おくりびとの日記

数多くの仏様を成仏させた「おくりびと」が、お葬式の出会いを綴ります。終活の参考になれば幸いです。

印鑑が不要になったのに

世の中、キャッシュレスが驚くほどのスピードで進んでいます。スーパーなどのレジでも「クレジットで」「ペイペイで」「スマホタッチで」と声が続き、たまに高齢者が財布からモタモタと現金を出そうとすると、後ろに並んでいる人から、舌打ちが聞こえる有様です。


キャッシュレスと共に進んだのが書類の捺印不要の流れです。履歴書にも印鑑欄が無くなりました。市役所でも「捺印が不要になりました」と窓口に大きく書かれるようになりました。葬儀屋は死亡届と火葬炉の使用申請に毎日市役所に行きます。提出書類に必要だった捺印の作業が廃止に進み始めているのを目の当たりにしています。書類欄から捺印の欄が消えてしまった申請書もあります。いつの間にかデジタル省という役所も作られていて、すごいスピードで捺印不要の手続きが進んでいます。


ところが死亡届だけは「まだ印鑑を持ってきてください」と言われるのです。お葬式をするためにはどうしても必要な提出書類があります。それが火葬許可証です。これが無いと運んで行った棺桶を火葬炉には絶対に入れてくれません。死亡届を提出すると出来る火葬許可書の申請は遺族でもできますが、実質は葬儀屋が代行します。その際、印鑑を預かるのです。


戸籍法施行規則の一部を改正する省令(令和3年法務省令第40号)の施行により、令和3年9月1日から戸籍届書(出生届、婚姻届、離婚届、死亡届)の様式が改正されました。これに伴い届出時の押印が不要になり、届出人の署名だけで届出できる取扱いに変更されました。今は戸籍の書類全てに捺印不要が適応されています。当然死亡届にも遺族の印鑑が不要になったのですが、なぜかまだ葬儀屋が遺族から印鑑を預かる必要があるのです。


理由は窓口で「訂正印が必要な時の為に捨印を欄外に押してください」と言われるのです。捨印(すていん)とはご存じですか?捨印とは、あらかじめ申請書の余白部分に印鑑を押しておき、誤りが見つかったときに「訂正印」として利用できるようにしておくものです。

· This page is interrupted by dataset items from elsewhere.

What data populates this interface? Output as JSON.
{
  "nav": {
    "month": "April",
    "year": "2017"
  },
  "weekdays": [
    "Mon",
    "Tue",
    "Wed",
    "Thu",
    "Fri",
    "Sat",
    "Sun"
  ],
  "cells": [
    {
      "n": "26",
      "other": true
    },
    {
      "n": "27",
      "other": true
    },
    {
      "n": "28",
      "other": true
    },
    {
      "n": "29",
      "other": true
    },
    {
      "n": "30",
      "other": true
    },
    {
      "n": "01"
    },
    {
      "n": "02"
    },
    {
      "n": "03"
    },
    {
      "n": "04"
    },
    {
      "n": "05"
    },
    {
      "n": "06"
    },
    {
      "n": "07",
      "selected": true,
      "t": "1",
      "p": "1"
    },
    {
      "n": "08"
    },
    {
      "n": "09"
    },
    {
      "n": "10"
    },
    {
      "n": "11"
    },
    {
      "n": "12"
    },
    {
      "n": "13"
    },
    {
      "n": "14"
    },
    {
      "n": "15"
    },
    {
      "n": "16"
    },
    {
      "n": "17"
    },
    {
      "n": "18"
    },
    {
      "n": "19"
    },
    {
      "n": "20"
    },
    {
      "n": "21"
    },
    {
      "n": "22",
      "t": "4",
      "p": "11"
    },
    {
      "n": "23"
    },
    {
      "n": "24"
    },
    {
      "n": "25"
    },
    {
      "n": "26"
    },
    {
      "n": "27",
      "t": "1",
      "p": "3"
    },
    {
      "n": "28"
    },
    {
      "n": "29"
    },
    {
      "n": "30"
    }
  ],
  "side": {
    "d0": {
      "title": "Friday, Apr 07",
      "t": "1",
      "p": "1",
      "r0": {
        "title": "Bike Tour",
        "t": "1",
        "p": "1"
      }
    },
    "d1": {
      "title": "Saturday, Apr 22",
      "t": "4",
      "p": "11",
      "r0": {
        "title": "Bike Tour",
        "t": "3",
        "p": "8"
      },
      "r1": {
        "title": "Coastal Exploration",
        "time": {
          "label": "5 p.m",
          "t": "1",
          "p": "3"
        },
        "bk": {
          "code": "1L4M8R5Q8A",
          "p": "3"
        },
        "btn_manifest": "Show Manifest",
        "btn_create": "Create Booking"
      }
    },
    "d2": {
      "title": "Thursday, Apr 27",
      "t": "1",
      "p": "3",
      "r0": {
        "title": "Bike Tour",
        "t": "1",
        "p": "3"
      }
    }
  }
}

死亡届は記入された内容に結構訂正の個所が見つかります。一番多く訂正されるのが本籍の記入欄です。ほとんどの方は死亡した人の本籍地を記憶していません。故人と同居していて書類の記入者と故人の本籍地と同じだと知っていても、自分の本籍地を見ないで記入できる方は少ないのです。間違えない様に運転免許書を探し出して見る方もいますが、記載されないようになってから随分経ちます。死亡届の本籍および筆頭者の氏名は戸籍原簿に記載されている書式通りに記入しないと受け付けてくれません。間違いで多くあるのが、本籍地の住所欄に、いつもの住所を書いているようにハイフンなどの記号を使用してしまうことです。本籍地の住所にはハイフンは絶対に使われていません。それ以外にも地名間違いや数字の間違い、戸籍筆頭者の名前違いなど、結構な割合で訂正が必要なのです。


葬儀屋は受け取る時に一応チェックはしますが、漢字の間違いだけは解りません。ご遺族がうろ覚えで記入した本籍地の番地を間違っていたりするのは、けっして珍しいことでは無いのです。これが署名欄には捺印不要になった現在も、葬儀屋が印鑑を預かり申請に行く理由です。


打合せの時に書類に押してもらうこともできますが押し忘れ等のリスクを考えると、預かって戸籍課の窓口へ印鑑を持参した方が安全なのです。印鑑が不要になるのはまだまだ先です。